The waiter came then to ask if we'd like some dessert.

"No," I snapped.

"The chocolate mousse, please, and I'll have a cognac, bartenders choice."

Gerald grinned after the waiter left. "Dessert is the best part of the meal. So, coming back to how you only get some of what you want is because you're not ready to fight for the rest."

"You're being unfair. You don't even know me." I felt tears prick my eyes.

"I know enough." Gerald's eyes softened. "Esme, if you don't believe you're worthy of love and respect, why would anyone give it to you? We teach the people around us to treat us in the manner they do. My wife treats me like some trust fund baby, which I am, but I never objected to how she treated me and thought of me—so here we are. The same goes for her. How have you taught your family to teach you?"

I felt sick. He was right, but…I didn't have a choice, did I? I had to protect myself and my mother. My childhood was a dance of being quiet, not making a nuisance of myself, being conciliatory, curbing every desire, and expecting nothing from anyone. I'd gotten so used to not believing in anyone that whenever someone did something nice, I was genuinely surprised.

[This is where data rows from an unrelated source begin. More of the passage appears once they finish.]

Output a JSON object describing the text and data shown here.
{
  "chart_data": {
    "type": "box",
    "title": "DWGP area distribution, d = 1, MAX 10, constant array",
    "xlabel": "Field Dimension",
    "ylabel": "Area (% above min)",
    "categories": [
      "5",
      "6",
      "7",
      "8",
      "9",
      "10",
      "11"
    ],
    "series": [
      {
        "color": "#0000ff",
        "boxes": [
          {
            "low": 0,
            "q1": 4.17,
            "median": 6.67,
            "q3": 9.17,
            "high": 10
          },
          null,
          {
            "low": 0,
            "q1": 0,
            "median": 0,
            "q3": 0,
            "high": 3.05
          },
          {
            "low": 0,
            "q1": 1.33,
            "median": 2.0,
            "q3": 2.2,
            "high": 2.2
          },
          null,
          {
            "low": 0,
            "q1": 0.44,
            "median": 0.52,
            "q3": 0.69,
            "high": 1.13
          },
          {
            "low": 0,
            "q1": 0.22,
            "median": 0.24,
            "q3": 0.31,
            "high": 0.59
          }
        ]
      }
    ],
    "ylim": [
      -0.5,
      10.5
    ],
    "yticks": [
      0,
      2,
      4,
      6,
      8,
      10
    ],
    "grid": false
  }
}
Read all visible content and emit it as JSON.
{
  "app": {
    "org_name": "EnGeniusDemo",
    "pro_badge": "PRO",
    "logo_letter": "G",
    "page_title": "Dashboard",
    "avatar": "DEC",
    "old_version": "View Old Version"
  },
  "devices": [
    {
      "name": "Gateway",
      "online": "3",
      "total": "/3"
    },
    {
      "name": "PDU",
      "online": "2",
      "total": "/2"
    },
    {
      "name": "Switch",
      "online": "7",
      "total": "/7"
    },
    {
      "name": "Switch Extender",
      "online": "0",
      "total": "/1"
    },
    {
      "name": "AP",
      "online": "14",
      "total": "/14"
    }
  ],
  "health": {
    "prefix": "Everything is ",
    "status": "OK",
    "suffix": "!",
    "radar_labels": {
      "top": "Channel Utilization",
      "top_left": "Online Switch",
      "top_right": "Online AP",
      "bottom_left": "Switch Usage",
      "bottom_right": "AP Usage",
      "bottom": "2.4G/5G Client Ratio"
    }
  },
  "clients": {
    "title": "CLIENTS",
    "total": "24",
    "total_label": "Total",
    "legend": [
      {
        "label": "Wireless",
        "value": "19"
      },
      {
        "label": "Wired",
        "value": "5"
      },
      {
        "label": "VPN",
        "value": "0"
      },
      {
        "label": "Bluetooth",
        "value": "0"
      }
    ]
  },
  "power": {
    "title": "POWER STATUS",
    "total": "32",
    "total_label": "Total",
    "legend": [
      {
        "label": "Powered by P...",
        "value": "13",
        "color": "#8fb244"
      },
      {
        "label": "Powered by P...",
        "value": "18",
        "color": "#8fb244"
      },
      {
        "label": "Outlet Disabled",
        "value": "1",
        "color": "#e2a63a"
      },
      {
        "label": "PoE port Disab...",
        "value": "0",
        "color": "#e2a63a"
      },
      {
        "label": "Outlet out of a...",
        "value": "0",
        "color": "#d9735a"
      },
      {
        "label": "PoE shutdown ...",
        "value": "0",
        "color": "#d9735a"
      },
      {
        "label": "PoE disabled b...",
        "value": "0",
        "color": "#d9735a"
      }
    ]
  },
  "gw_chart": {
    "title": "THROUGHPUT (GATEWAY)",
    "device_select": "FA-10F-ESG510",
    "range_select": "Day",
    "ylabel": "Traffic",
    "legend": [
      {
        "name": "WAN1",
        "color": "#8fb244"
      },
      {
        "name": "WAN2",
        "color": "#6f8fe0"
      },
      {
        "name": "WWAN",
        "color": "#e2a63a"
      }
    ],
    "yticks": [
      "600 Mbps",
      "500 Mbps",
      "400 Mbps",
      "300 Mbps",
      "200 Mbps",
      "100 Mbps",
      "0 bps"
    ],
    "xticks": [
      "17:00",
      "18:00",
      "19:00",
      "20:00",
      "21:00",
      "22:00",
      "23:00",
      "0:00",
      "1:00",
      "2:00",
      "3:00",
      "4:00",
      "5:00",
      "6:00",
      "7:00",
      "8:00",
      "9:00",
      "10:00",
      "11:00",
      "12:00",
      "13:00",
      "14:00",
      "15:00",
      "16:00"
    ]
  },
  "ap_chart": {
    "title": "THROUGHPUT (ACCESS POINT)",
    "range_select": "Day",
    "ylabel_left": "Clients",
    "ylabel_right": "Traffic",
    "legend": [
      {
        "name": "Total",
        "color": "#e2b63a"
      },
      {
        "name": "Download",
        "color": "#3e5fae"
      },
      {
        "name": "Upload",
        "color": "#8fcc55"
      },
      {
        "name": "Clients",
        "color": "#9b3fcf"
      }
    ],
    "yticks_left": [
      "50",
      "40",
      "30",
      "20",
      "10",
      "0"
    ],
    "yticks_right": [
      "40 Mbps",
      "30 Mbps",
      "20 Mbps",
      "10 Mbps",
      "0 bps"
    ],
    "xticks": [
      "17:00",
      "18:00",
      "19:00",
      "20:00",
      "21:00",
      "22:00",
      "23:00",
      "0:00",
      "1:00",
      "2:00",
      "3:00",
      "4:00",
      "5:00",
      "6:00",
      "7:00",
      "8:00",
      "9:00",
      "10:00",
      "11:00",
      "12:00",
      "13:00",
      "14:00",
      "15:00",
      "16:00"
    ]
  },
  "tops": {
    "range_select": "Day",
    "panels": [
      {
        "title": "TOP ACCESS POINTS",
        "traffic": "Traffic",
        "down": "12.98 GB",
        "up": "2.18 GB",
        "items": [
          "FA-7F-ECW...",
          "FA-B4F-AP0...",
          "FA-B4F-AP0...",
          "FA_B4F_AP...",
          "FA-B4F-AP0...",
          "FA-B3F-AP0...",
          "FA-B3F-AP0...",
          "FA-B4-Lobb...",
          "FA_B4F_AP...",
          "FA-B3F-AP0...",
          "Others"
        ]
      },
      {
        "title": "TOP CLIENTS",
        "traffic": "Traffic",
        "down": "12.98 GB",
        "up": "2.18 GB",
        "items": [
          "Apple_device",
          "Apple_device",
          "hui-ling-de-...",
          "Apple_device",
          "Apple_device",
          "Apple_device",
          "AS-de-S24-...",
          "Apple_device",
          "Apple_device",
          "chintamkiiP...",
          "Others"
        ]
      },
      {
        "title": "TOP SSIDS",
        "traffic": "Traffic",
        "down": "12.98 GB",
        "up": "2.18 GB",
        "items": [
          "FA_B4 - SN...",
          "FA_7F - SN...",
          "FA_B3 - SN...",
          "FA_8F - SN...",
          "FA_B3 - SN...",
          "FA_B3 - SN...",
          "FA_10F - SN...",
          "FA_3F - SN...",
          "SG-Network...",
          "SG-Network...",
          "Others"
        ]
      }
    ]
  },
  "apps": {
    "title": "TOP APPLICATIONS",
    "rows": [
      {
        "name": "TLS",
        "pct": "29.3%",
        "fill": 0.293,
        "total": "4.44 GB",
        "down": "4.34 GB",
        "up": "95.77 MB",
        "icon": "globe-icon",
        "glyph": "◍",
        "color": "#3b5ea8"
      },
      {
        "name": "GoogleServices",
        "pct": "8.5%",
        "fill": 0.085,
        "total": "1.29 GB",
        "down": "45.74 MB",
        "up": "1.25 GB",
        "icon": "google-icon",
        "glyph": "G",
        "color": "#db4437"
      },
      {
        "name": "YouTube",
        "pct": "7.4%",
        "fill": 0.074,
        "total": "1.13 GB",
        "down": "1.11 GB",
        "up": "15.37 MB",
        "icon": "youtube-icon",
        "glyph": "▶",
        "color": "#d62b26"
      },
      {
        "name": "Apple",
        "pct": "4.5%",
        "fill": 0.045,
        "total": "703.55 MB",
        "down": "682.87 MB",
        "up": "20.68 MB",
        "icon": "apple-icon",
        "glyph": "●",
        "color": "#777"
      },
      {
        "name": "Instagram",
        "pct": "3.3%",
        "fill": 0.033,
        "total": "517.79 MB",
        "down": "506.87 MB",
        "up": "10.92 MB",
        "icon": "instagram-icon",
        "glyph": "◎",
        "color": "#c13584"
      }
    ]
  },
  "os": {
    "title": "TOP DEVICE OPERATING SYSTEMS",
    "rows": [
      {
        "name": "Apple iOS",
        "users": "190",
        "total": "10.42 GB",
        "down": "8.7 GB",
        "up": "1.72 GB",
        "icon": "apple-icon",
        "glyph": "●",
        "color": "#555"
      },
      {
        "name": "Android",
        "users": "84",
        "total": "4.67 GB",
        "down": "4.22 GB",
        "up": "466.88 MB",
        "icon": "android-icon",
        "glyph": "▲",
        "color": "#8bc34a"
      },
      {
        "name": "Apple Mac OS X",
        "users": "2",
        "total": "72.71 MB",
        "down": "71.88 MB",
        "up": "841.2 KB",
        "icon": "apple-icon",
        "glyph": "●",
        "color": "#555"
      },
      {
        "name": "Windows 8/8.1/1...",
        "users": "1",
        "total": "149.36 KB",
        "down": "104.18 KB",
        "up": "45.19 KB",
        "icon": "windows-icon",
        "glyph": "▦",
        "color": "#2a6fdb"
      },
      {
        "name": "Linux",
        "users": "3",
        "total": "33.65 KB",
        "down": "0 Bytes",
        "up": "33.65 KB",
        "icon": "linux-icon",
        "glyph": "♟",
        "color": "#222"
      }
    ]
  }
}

When Mark or Maria remembered my birthday, or congratulated me when I got a paper published, I was grateful for their attention. But they were my friends; wasn't their support something I should expect?

Having given me food for thought, Gerald smartly changed the topic to his travels in Asia, regaling me with stories about a monkey in Thailand that he'd befriended. When he dropped me off at Mark's place, he hugged me.

"I'm going to tell you something you don't know," he whispered as he held me. "You're kind, beautiful, and good—and worthy of friendship, love, and everything else you want."

Mark had the night shift, so the apartment was empty. I went straight to my bedroom and took a shower. As I lay in bed, I thought about what Gerald said. He was right. I always wondered if I was imposing on someone, taking up too much time, or asking for too much. I’d never fought for what I wanted. I’d flown under the radar and been happy with the crumbs.

I picked up my phone on impulse and texted Declan: Thank you so much for everything today. Gerald is a prince.

He responded immediately: It was our pleasure to help. All settled at Safe Harbor?

Me: Yes. I had dinner with your father. Did you know he has a pet monkey in Thailand?

I waited for his response, and when it came, I smiled: Yes. He has a large photo framed in his home office.

It took all my courage, but I decided it was time to say what I wanted without worrying about what could go wrong: I'm sorry about how I left. I should've talked to you first.

It took nearly ten minutes to get his response, which said. Thank you.

He didn't elaborate. He didn't give me hope.

The next day I saw pictures of him with Viv at a Hollywood party, and I realized he'd been with Viv when he'd responded to my messages. I didn't know how to feel about that.